Flying Pooh  (mais quel nom, sivouplé !) s’est fait connaître dans les 90’s en jouant avec les Thugs, laissant çà et là quelques scories de Metal-Nawak sur des samplers rocksoundés, en guise de pièces d’identité et plus loin en publiant 2 albums aux pochettes bigarrées qui auraient, sans doute, illustré bon nombre de photos de profil si Facebook avait existé ! Facebook a vu le jour le 04 février 2004, Spanking day, la livraison précédente date de 2005. Oui, ça fait une éternité que l’on n'a plus entendu les Riri, Fifi et Loulou d’oncle Patton.

 

Pour ceux qui ne connaissent pas les premières plaques du combo, sachez que cela n’a aucune importance. Nous ne sommes pas dans une série à épisodes. Si cette idée a pu nous traverser lors de leur première vie, ce Never slow down a assez d’armes pour se défendre seul. On ne parlera pas forcément de renouveau, d’évolution, on s’attardera sur le disque en lui-même et la qualité de ses compositions. « Busty boobs baby » suffira à vous planter le décor. Rock’n’roll, disco foutraque et pleinement jouissif… Les esprits chagrins préfèreront le terme "accrocheur". Après tout, que peut donc espérer un groupe comme Flying Pooh en 2011, s’il regarde dans le rétroviseur ? Avanti, avanti !

 

« Let’s », le terminus de l’album sonne comme un titre des belges de Ghinzu, cette référence revient de temps à autres, le long des trente-huit minutes qui composent cet album. C’est bien du côté pop-rock flamboyant qu’il faut se tourner même si Flying Pooh conserve un goût certain pour les élucubrations. Leur page wikipédia, vraisemblablement tenue par le groupe himself, parle d’un « groupe de rock français aux influences diverses et variées puisque leur musique tient d'une alchimie assez particulière ; on y retrouve du métal, du jazz, de l'electro, de la disco, des ambiances lynchiennes saupoudrées de riff à la Hives en passant par Mike Patton ».  Et oui le mot Pop sonne encore vulgaire dans les oreilles de certains. Les riffs catchy parlent pour eux, de même que la gouaille de Sat le chanteur, Flying Pooh en 2011 est là pour plaire.

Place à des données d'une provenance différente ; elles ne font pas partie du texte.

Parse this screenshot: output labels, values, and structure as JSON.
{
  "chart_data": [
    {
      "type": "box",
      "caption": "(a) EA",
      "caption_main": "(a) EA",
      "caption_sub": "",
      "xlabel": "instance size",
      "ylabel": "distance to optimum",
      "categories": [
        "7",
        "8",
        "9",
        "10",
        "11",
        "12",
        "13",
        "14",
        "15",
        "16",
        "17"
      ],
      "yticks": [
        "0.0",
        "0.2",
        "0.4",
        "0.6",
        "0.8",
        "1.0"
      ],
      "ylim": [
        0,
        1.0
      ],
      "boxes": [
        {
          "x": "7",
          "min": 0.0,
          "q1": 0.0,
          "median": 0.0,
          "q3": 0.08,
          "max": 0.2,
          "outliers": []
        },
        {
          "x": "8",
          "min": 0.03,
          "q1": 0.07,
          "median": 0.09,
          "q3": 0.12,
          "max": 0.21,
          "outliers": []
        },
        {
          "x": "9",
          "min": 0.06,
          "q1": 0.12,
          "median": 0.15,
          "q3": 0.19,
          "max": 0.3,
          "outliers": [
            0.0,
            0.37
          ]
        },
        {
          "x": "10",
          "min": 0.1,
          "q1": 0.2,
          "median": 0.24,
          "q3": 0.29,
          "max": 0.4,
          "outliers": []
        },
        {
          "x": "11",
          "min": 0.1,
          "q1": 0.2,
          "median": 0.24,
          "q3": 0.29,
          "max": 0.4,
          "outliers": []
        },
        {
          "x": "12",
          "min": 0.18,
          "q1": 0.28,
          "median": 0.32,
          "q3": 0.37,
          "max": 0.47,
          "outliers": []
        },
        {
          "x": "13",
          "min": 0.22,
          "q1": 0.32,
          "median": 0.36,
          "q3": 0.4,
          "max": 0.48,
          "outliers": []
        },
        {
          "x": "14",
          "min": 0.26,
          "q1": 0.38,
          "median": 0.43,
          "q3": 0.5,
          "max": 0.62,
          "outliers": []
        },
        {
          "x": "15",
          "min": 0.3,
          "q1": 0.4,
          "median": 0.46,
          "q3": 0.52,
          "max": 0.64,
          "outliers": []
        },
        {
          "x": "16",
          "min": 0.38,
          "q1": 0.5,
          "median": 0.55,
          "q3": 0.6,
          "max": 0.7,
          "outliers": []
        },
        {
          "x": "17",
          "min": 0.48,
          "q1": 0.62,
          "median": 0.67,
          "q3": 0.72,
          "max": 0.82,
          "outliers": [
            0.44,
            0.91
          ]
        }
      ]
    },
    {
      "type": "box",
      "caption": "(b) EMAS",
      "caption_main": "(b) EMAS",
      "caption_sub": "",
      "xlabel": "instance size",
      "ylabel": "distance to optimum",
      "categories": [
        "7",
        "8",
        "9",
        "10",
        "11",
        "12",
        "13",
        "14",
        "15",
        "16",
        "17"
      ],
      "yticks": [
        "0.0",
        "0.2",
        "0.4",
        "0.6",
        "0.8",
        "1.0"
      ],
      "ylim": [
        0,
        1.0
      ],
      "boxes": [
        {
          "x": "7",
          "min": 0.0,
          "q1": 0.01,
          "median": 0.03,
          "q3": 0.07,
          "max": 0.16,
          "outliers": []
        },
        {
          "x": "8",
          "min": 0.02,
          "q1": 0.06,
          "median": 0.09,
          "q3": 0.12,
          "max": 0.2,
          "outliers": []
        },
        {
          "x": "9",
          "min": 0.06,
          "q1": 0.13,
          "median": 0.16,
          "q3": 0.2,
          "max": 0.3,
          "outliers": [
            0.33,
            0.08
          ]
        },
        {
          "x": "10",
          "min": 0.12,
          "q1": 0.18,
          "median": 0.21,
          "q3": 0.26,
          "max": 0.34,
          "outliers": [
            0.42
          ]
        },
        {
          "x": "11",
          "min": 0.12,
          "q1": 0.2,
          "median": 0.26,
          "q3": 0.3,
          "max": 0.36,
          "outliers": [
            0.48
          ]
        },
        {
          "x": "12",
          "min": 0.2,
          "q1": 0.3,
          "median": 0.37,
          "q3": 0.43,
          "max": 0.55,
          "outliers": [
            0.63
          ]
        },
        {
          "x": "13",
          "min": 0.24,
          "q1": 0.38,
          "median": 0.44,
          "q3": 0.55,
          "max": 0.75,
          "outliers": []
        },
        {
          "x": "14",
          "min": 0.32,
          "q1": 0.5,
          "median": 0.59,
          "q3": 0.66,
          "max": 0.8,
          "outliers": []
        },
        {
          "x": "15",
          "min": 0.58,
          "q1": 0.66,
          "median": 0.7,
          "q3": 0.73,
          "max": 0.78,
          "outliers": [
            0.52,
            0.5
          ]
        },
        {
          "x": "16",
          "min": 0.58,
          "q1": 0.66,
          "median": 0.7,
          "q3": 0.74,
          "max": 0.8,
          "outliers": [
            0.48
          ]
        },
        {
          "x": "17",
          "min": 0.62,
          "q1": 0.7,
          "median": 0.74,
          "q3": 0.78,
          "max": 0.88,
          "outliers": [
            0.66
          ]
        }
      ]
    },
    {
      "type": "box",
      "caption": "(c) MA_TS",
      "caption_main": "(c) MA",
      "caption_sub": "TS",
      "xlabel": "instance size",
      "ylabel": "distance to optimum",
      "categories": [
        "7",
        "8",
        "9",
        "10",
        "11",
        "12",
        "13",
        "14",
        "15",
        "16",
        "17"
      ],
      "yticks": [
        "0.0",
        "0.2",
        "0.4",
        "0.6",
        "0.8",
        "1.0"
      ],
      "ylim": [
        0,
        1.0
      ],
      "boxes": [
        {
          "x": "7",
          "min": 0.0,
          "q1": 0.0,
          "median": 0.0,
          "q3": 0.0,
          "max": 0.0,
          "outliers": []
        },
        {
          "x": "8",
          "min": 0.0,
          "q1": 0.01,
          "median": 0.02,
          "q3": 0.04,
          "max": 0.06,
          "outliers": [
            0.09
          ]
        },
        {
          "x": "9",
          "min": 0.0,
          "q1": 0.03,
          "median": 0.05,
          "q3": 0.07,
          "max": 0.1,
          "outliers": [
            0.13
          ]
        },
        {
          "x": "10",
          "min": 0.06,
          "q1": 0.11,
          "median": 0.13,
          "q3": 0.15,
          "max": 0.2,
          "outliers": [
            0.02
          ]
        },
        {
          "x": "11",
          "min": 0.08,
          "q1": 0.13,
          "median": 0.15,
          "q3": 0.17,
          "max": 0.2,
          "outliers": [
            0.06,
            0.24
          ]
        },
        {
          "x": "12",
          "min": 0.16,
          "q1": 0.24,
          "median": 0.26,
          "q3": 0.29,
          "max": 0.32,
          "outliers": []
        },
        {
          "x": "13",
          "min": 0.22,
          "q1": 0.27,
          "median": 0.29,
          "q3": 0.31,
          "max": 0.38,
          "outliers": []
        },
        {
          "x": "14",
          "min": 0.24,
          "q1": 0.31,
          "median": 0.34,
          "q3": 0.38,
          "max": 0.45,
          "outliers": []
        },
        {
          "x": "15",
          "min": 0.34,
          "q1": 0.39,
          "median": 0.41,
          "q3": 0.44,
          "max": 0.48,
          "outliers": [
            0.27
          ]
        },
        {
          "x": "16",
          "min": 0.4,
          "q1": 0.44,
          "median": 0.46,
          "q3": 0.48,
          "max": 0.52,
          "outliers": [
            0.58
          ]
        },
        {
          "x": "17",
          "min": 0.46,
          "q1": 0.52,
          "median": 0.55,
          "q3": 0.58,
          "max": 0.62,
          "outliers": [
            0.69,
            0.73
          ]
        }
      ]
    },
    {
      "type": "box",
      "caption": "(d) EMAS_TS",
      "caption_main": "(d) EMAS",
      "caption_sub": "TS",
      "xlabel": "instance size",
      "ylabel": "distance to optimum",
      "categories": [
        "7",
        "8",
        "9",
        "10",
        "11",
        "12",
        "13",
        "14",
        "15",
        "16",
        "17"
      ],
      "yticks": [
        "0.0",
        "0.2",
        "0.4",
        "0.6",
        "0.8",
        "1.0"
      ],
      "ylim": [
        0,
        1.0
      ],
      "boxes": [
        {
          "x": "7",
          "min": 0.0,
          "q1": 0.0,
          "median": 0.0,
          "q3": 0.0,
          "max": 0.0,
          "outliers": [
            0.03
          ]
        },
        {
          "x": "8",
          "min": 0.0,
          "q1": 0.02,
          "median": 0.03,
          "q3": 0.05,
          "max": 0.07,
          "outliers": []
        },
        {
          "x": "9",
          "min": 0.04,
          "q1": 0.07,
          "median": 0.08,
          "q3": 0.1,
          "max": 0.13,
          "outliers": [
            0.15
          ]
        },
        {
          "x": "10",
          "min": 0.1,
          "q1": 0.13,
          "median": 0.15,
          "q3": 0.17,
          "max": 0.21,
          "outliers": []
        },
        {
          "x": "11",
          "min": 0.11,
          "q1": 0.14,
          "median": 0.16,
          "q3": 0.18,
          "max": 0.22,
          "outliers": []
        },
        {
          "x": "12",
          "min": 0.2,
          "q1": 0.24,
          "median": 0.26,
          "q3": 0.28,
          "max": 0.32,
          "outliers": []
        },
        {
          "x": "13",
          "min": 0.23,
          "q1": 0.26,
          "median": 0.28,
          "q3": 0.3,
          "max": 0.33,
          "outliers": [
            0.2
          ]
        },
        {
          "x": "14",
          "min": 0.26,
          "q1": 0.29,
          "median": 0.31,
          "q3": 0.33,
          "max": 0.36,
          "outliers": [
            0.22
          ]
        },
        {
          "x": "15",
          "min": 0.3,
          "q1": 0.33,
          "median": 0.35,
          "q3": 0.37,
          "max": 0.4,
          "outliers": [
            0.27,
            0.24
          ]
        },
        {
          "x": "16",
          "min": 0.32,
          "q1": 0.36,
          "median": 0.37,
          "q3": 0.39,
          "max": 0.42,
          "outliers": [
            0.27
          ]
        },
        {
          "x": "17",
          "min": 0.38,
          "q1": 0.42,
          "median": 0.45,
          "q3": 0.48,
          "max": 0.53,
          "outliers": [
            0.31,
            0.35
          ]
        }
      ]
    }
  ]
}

Pour autant, il ne faut bouder son plaisir, il y’a suffisamment de trouvailles, de soufre et de souffle malin (les chœurs, presque partout) pour passer un bon moment.

photo de Eric D-Toorop
le 14/12/2011

3 COMMENTAIRES

el gep

el gep le 14/12/2011 à 15:22:50

Ce disque est juste inécoutable. Complètement en toc, sans aucune âme, surfait, surjoué et putassier.

Ukhan Kizmiaz

Ukhan Kizmiaz le 14/12/2011 à 18:46:04

Un disque pour rouler en voiture, en revenant d'une soirée

sepulturastaman

sepulturastaman le 14/12/2011 à 18:57:01

Ou pour y aller d'ailleurs, moi j'aime bien cet album. Ètant déçu par le spanking days, Je pensais pas réussir à remuer à nouveau mon popotin sur un cd de FP.